Eclipse (10/18, 2003, 282 pages)
Un résumé : Alexander Cleave est un comédien talentueux
bronzant au soleil du succès. Mais un soir, le choc se produit, il a un
trou, il ne peut plus jouer. Cherchant ses mots et ses idées, l'homme se
voit obligé de puiser au fond de lui-même à la recherche de
nouvelles forces et de l'inspiration. Pour ce faire, il va se livrer à une
véritable psychanalyse qui mettra en avant ou réveillera de vieux
fantômes cachés, des pans de vie heureux ou peu glorieux et des
souvenirs parfois douloureux. Le comédien se mêle à l'homme,
quand s'arrête le jeu et où débute la réalité?
Alex Cleave a-t-il joué avec sa vraie vie, son épouse Lydia ou sa
fille Cass? Le théâtre qu'il affectionne tant n'a-t-il pas
imposé un jeu de dupes et d'apparences dans lequel il a été
fait prisonnier?
Réflexions ardues et profondes qui poussent Alex Cleave à s'isoler
pour réfléchir dans l'ancienne demeure maternelle. Il doit faire le
point et décortiquer ce dédoublement de personnalité dont il
pense être victime. Difficile, voire impossible, de distinguer l'être
et le paraître. Et si cela rendait Alexander Cleave complètement fou?

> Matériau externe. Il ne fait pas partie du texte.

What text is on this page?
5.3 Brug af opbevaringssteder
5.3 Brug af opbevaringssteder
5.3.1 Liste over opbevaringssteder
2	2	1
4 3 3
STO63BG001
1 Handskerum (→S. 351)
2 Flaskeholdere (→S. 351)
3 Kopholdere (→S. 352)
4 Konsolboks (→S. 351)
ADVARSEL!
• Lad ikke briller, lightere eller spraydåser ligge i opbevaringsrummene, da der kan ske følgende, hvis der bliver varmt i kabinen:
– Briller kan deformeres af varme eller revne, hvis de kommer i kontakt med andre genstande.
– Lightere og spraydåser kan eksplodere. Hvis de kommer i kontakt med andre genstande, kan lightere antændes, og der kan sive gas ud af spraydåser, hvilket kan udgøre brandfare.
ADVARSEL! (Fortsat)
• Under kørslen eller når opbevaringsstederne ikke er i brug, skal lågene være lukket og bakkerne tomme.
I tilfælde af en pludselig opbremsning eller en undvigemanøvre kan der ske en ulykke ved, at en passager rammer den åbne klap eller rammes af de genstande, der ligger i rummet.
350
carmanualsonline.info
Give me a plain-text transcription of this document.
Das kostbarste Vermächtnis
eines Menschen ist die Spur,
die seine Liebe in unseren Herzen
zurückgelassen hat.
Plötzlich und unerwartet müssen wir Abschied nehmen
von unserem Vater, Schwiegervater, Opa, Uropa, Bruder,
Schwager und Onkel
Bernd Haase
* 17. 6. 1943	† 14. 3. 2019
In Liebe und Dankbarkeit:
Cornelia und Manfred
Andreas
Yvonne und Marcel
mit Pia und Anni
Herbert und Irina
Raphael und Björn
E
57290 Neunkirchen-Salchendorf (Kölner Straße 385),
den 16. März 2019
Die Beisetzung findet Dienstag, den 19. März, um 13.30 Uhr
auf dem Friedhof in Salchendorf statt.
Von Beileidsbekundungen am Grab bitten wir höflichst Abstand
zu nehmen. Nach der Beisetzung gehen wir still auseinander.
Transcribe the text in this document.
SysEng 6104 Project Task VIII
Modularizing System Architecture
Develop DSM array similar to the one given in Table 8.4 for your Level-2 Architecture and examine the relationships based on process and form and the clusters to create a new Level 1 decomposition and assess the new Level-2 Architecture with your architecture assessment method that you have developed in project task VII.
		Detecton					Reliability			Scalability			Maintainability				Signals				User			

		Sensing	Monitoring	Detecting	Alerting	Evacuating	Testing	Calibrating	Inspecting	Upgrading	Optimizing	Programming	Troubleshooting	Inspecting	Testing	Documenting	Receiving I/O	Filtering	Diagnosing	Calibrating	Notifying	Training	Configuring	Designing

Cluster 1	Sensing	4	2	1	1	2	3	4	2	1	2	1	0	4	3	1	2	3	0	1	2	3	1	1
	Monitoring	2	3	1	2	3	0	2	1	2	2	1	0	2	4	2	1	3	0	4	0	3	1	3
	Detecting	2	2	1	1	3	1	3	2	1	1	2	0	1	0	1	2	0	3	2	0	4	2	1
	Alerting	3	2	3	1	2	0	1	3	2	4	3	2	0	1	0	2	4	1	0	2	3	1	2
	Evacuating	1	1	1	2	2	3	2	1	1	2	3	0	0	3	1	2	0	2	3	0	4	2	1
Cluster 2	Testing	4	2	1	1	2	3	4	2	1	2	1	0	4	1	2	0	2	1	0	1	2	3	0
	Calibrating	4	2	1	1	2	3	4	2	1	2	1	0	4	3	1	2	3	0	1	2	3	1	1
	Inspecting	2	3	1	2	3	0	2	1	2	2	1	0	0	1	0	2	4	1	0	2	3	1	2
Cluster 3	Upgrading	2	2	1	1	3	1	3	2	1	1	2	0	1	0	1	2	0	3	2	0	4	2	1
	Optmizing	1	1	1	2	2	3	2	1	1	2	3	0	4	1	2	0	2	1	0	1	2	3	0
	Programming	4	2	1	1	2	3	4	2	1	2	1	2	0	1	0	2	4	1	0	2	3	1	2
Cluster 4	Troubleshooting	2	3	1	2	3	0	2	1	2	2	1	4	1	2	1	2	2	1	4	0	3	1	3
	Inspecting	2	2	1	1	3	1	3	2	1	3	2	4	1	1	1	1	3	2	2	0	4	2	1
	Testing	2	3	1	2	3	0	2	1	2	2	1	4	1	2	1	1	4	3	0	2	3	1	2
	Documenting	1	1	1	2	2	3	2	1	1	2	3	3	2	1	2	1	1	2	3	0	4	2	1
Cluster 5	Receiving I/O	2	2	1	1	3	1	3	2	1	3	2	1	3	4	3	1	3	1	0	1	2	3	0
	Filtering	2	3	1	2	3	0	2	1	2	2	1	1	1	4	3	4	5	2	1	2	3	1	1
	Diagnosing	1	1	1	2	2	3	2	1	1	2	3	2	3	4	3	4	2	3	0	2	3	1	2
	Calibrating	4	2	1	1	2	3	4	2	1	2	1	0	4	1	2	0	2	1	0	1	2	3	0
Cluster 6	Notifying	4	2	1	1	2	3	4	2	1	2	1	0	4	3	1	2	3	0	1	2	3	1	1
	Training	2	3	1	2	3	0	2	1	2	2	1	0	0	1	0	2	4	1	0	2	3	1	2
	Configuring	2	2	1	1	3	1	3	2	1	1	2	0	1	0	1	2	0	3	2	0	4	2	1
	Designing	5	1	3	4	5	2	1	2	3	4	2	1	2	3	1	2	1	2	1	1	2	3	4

Mon avis : "Eclipse" est un roman fort et prenant, le portrait sans concession d'un
homme qui se cherche et ne se trouve pas. Beaucoup de zones d'ombres qui peu
à peu sont mises en lumière, non pas pour briller mais au contraire
pour révéler toute leur noirceur.
John Banville, auteur irlandais, va au fond des choses pour passer en revue tous
les travers de l'âme de son personnage, il y a un côté
méthodique là-derrière (et bien écrit!) qui
entraîne le lecteur dans cette quête de connaissance de l'autre.